Normal breathing and controlled breathing are very calming. They are a natural sedative. Breathing retraining shows you how to access the parasympathetic– rest and digest – state of your autonomic nervous system. It’s a wonderful tool to have to calm your mind, calm your nervous system, stay relaxed and in control in stressful situations, calm your body and get off to sleep. Correct (functional) breathing also enhances oxygen uptake to every cell in your body, and of course that includes the brain. Not only will you feel calmer and more rested, but focus and concentration improve.
While it is important to identify and address the cause(s) of anxiety and insomnia, the better your baseline breathing pattern, the less likely you are to experience it.

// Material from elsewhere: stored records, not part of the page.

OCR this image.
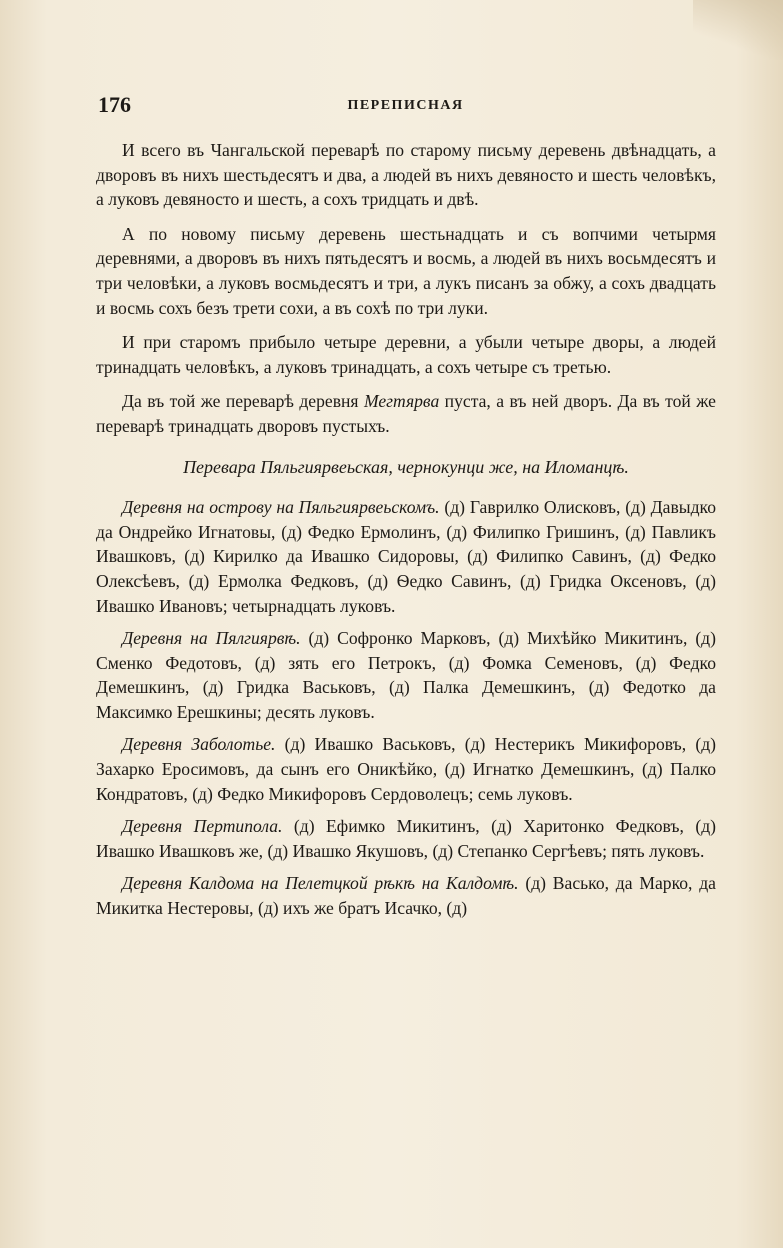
176	ПЕРЕПИСНАЯ

И всего въ Чангальской переварѣ по старому письму деревень двѣнадцать, а дворовъ въ нихъ шестьдесятъ и два, а людей въ нихъ девяносто и шесть человѣкъ, а луковъ девяносто и шесть, а сохъ тридцать и двѣ.

А по новому письму деревень шестьнадцать и съ вопчими четырмя деревнями, а дворовъ въ нихъ пятьдесятъ и восмь, а людей въ нихъ восьмдесятъ и три человѣки, а луковъ восмьдесятъ и три, а лукъ писанъ за обжу, а сохъ двадцать и восмь сохъ безъ трети сохи, а въ сохѣ по три луки.

И при старомъ прибыло четыре деревни, а убыли четыре дворы, а людей тринадцать человѣкъ, а луковъ тринадцать, а сохъ четыре съ третью.

Да въ той же переварѣ деревня Мегтярва пуста, а въ ней дворъ. Да въ той же переварѣ тринадцать дворовъ пустыхъ.

Перевара Пяльгиярвеьская, чернокунци же, на Иломанцѣ.

Деревня на острову на Пяльгиярвеьскомъ. (д) Гаврилко Олисковъ, (д) Давыдко да Ондрейко Игнатовы, (д) Федко Ермолинъ, (д) Филипко Гришинъ, (д) Павликъ Ивашковъ, (д) Кирилко да Ивашко Сидоровы, (д) Филипко Савинъ, (д) Федко Олексѣевъ, (д) Ермолка Федковъ, (д) Ѳедко Савинъ, (д) Гридка Оксеновъ, (д) Ивашко Ивановъ; четырнадцать луковъ.

Деревня на Пялгиярвѣ. (д) Софронко Марковъ, (д) Михѣйко Микитинъ, (д) Сменко Федотовъ, (д) зять его Петрокъ, (д) Фомка Семеновъ, (д) Федко Демешкинъ, (д) Гридка Васьковъ, (д) Палка Демешкинъ, (д) Федотко да Максимко Ерешкины; десять луковъ.

Деревня Заболотье. (д) Ивашко Васьковъ, (д) Нестерикъ Микифоровъ, (д) Захарко Еросимовъ, да сынъ его Оникѣйко, (д) Игнатко Демешкинъ, (д) Палко Кондратовъ, (д) Федко Микифоровъ Сердоволецъ; семь луковъ.

Деревня Пертипола. (д) Ефимко Микитинъ, (д) Харитонко Федковъ, (д) Ивашко Ивашковъ же, (д) Ивашко Якушовъ, (д) Степанко Сергѣевъ; пять луковъ.

Деревня Калдома на Пелетцкой рѣкѣ на Калдомѣ. (д) Васько, да Марко, да Микитка Нестеровы, (д) ихъ же братъ Исачко, (д)
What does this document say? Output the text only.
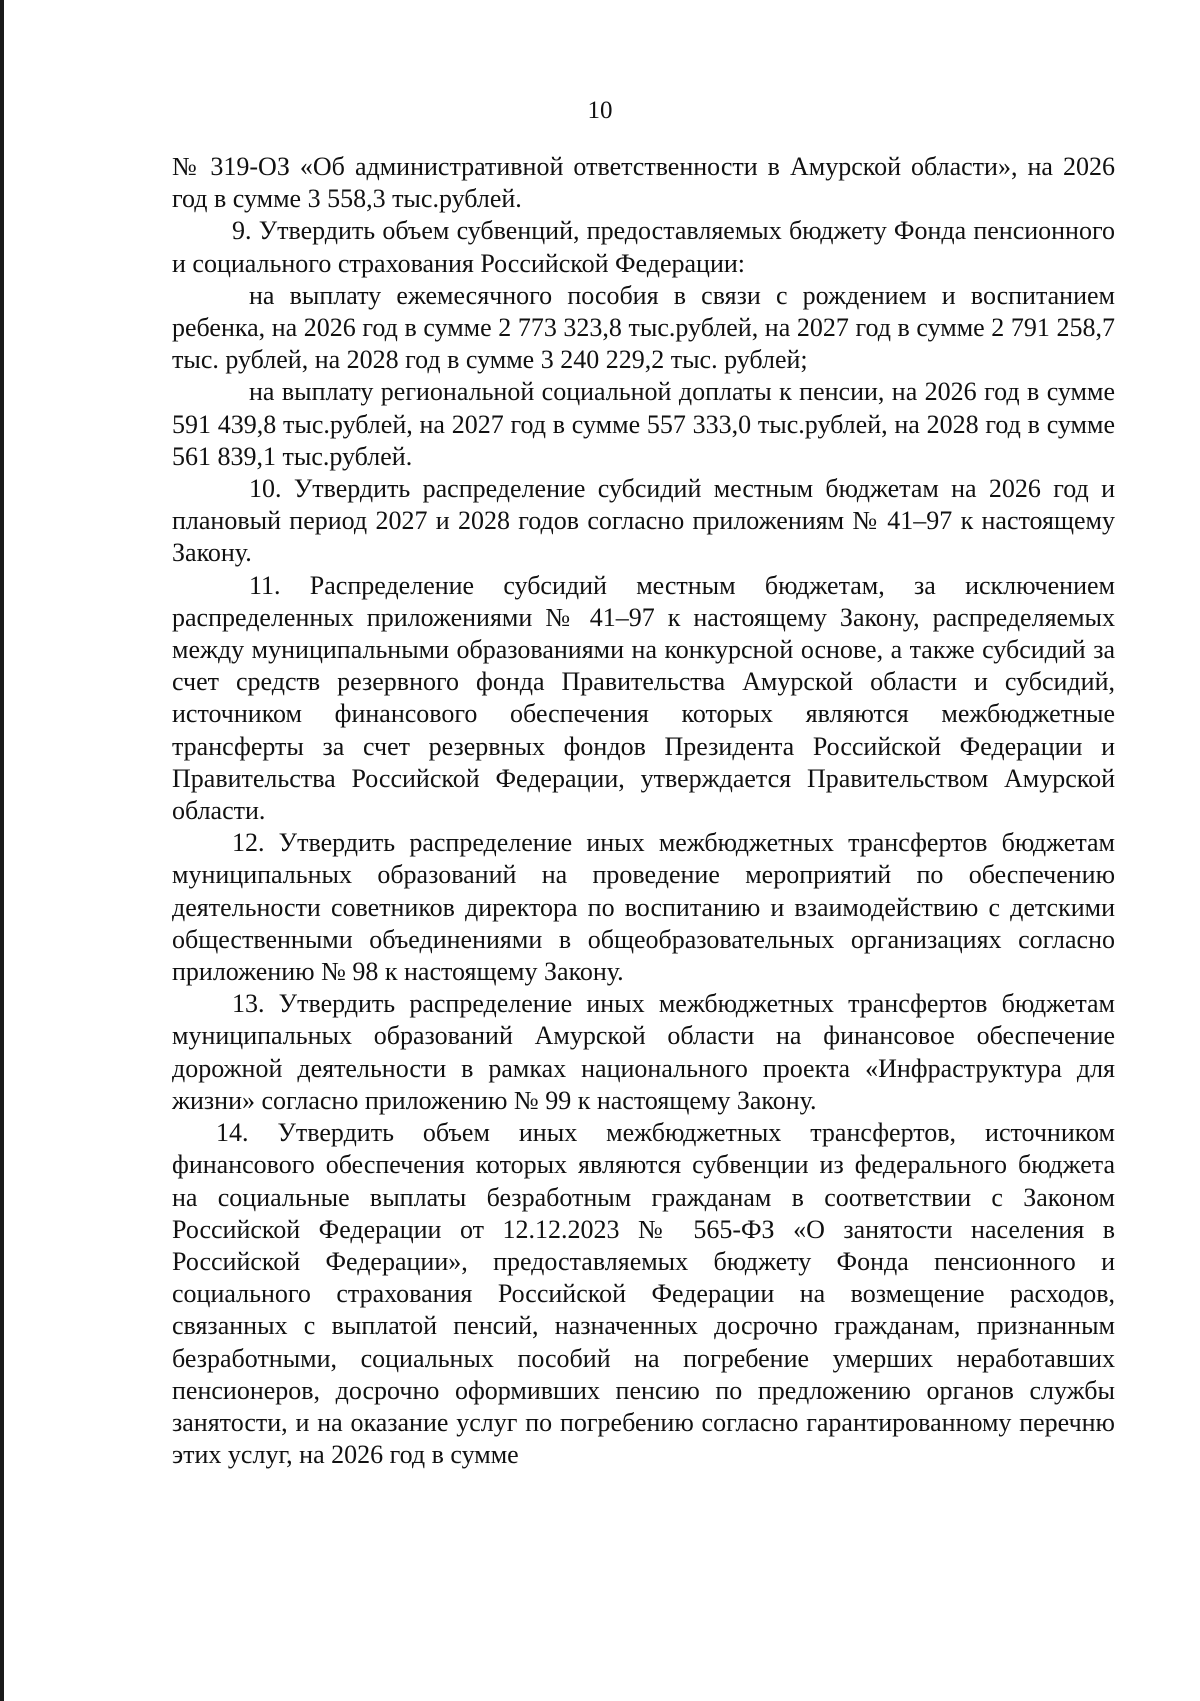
10

№ 319-ОЗ «Об административной ответственности в Амурской области», на 2026 год в сумме 3 558,3 тыс.рублей.

9. Утвердить объем субвенций, предоставляемых бюджету Фонда пенсионного и социального страхования Российской Федерации:

на выплату ежемесячного пособия в связи с рождением и воспитанием ребенка, на 2026 год в сумме 2 773 323,8 тыс.рублей, на 2027 год в сумме 2 791 258,7 тыс. рублей, на 2028 год в сумме 3 240 229,2 тыс. рублей;

на выплату региональной социальной доплаты к пенсии, на 2026 год в сумме 591 439,8 тыс.рублей, на 2027 год в сумме 557 333,0 тыс.рублей, на 2028 год в сумме 561 839,1 тыс.рублей.

10. Утвердить распределение субсидий местным бюджетам на 2026 год и плановый период 2027 и 2028 годов согласно приложениям № 41–97 к настоящему Закону.

11. Распределение субсидий местным бюджетам, за исключением распределенных приложениями № 41–97 к настоящему Закону, распределяемых между муниципальными образованиями на конкурсной основе, а также субсидий за счет средств резервного фонда Правительства Амурской области и субсидий, источником финансового обеспечения которых являются межбюджетные трансферты за счет резервных фондов Президента Российской Федерации и Правительства Российской Федерации, утверждается Правительством Амурской области.

12. Утвердить распределение иных межбюджетных трансфертов бюджетам муниципальных образований на проведение мероприятий по обеспечению деятельности советников директора по воспитанию и взаимодействию с детскими общественными объединениями в общеобразовательных организациях согласно приложению № 98 к настоящему Закону.

13. Утвердить распределение иных межбюджетных трансфертов бюджетам муниципальных образований Амурской области на финансовое обеспечение дорожной деятельности в рамках национального проекта «Инфраструктура для жизни» согласно приложению № 99 к настоящему Закону.

14. Утвердить объем иных межбюджетных трансфертов, источником финансового обеспечения которых являются субвенции из федерального бюджета на социальные выплаты безработным гражданам в соответствии с Законом Российской Федерации от 12.12.2023 № 565-ФЗ «О занятости населения в Российской Федерации», предоставляемых бюджету Фонда пенсионного и социального страхования Российской Федерации на возмещение расходов, связанных с выплатой пенсий, назначенных досрочно гражданам, признанным безработными, социальных пособий на погребение умерших неработавших пенсионеров, досрочно оформивших пенсию по предложению органов службы занятости, и на оказание услуг по погребению согласно гарантированному перечню этих услуг, на 2026 год в сумме
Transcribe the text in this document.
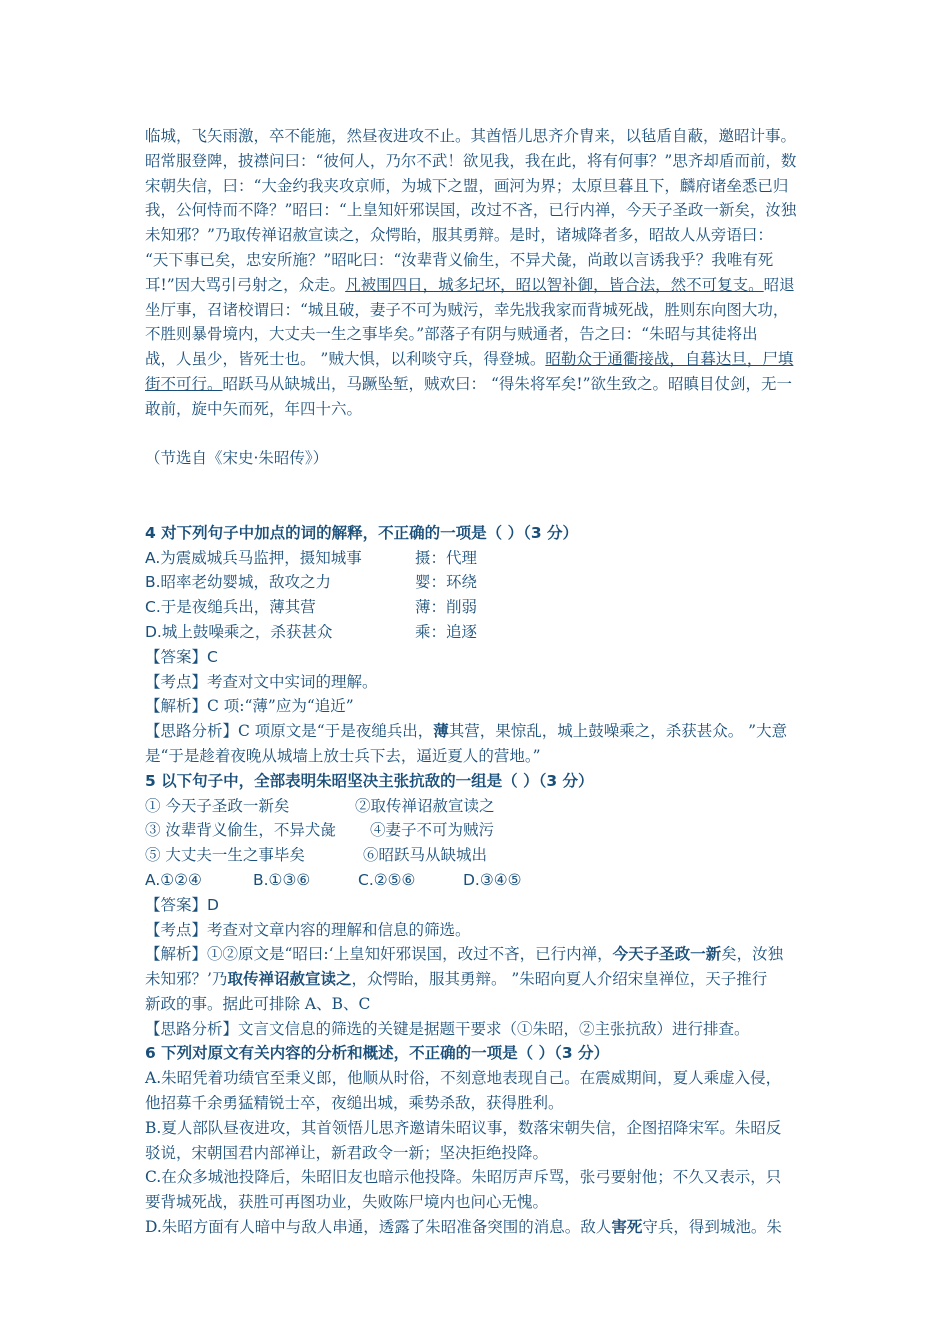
临城，飞矢雨激，卒不能施，然昼夜进攻不止。其酋悟儿思齐介胄来，以毡盾自蔽，邀昭计事。

昭常服登陴，披襟问曰：“彼何人，乃尔不武！欲见我，我在此，将有何事？”思齐却盾而前，数

宋朝失信，曰：“大金约我夹攻京师，为城下之盟，画河为界；太原旦暮且下，麟府诸垒悉已归

我，公何恃而不降？”昭曰：“上皇知奸邪误国，改过不吝，已行内禅，今天子圣政一新矣，汝独

未知邪？”乃取传禅诏赦宣读之，众愕眙，服其勇辩。是时，诸城降者多，昭故人从旁语曰：

“天下事已矣，忠安所施？”昭叱曰：“汝辈背义偷生，不异犬彘，尚敢以言诱我乎？我唯有死

耳!”因大骂引弓射之，众走。凡被围四日，城多圮坏，昭以智补御，皆合法，然不可复支。昭退

坐厅事，召诸校谓曰：“城且破，妻子不可为贼污，幸先戕我家而背城死战，胜则东向图大功，

不胜则暴骨境内，大丈夫一生之事毕矣。”部落子有阴与贼通者，告之曰：“朱昭与其徒将出

战，人虽少，皆死士也。 ”贼大惧，以利啖守兵，得登城。昭勒众于通衢接战，自暮达旦，尸填

街不可行。昭跃马从缺城出，马蹶坠堑，贼欢曰： “得朱将军矣!”欲生致之。昭瞋目仗剑，无一

敢前，旋中矢而死，年四十六。

（节选自《宋史·朱昭传》）

4 对下列句子中加点的词的解释，不正确的一项是（ ）（3 分）

A.为震威城兵马监押，摄知城事	摄：代理

B.昭率老幼婴城，敌攻之力	婴：环绕

C.于是夜缒兵出，薄其营	薄：削弱

D.城上鼓噪乘之，杀获甚众	乘：追逐

【答案】C

【考点】考查对文中实词的理解。

【解析】C 项:“薄”应为“追近”

【思路分析】C 项原文是“于是夜缒兵出，薄其营，果惊乱，城上鼓噪乘之，杀获甚众。 ”大意

是“于是趁着夜晚从城墙上放士兵下去，逼近夏人的营地。”

5 以下句子中，全部表明朱昭坚决主张抗敌的一组是（ ）（3 分）

① 今天子圣政一新矣	②取传禅诏赦宣读之

③ 汝辈背义偷生，不异犬彘 ④妻子不可为贼污

⑤ 大丈夫一生之事毕矣	⑥昭跃马从缺城出

A.①②④	B.①③⑥	C.②⑤⑥	D.③④⑤

【答案】D

【考点】考查对文章内容的理解和信息的筛选。

【解析】①②原文是“昭曰:‘上皇知奸邪误国，改过不吝，已行内禅，今天子圣政一新矣，汝独

未知邪？’乃取传禅诏赦宣读之，众愕眙，服其勇辩。 ”朱昭向夏人介绍宋皇禅位，天子推行

新政的事。据此可排除 A、B、C

【思路分析】文言文信息的筛选的关键是据题干要求（①朱昭，②主张抗敌）进行排查。

6 下列对原文有关内容的分析和概述，不正确的一项是（ ）（3 分）

A.朱昭凭着功绩官至秉义郎，他顺从时俗，不刻意地表现自己。在震威期间，夏人乘虚入侵，

他招募千余勇猛精锐士卒，夜缒出城，乘势杀敌，获得胜利。

B.夏人部队昼夜进攻，其首领悟儿思齐邀请朱昭议事，数落宋朝失信，企图招降宋军。朱昭反

驳说，宋朝国君内部禅让，新君政令一新；坚决拒绝投降。

C.在众多城池投降后，朱昭旧友也暗示他投降。朱昭厉声斥骂，张弓要射他；不久又表示，只

要背城死战，获胜可再图功业，失败陈尸境内也问心无愧。

D.朱昭方面有人暗中与敌人串通，透露了朱昭准备突围的消息。敌人害死守兵，得到城池。朱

Our experience with working with thousands of people with anxiety and sleep disorders is that improvements are usually reported to start within the first 24 hours.
Symptoms
A middle-aged woman was referred by her psychologist for breathing training, as her anxiety and panic attacks were becoming more disabling and cognitive techniques were not helping enough. She also slept poorly and was extremely tired. She snored, had restless legs, and was waking three to five times every night.
She ticked off 48 different signs and symptoms associated with dysfunctional breathing and chronic hyperventilation on the questionnaire, scoring most of them as severe.
Breathing Pattern
This lady's breathing was observed as she went through the checklist: she breathed quickly with her upper chest, and took two huge sighs in the first minute. Even before full assessment of her breathing pattern, chronic overbreathing/hyperventilation was obvious and a likely explanation for many of her symptoms and her lack of sustained progress with other therapies.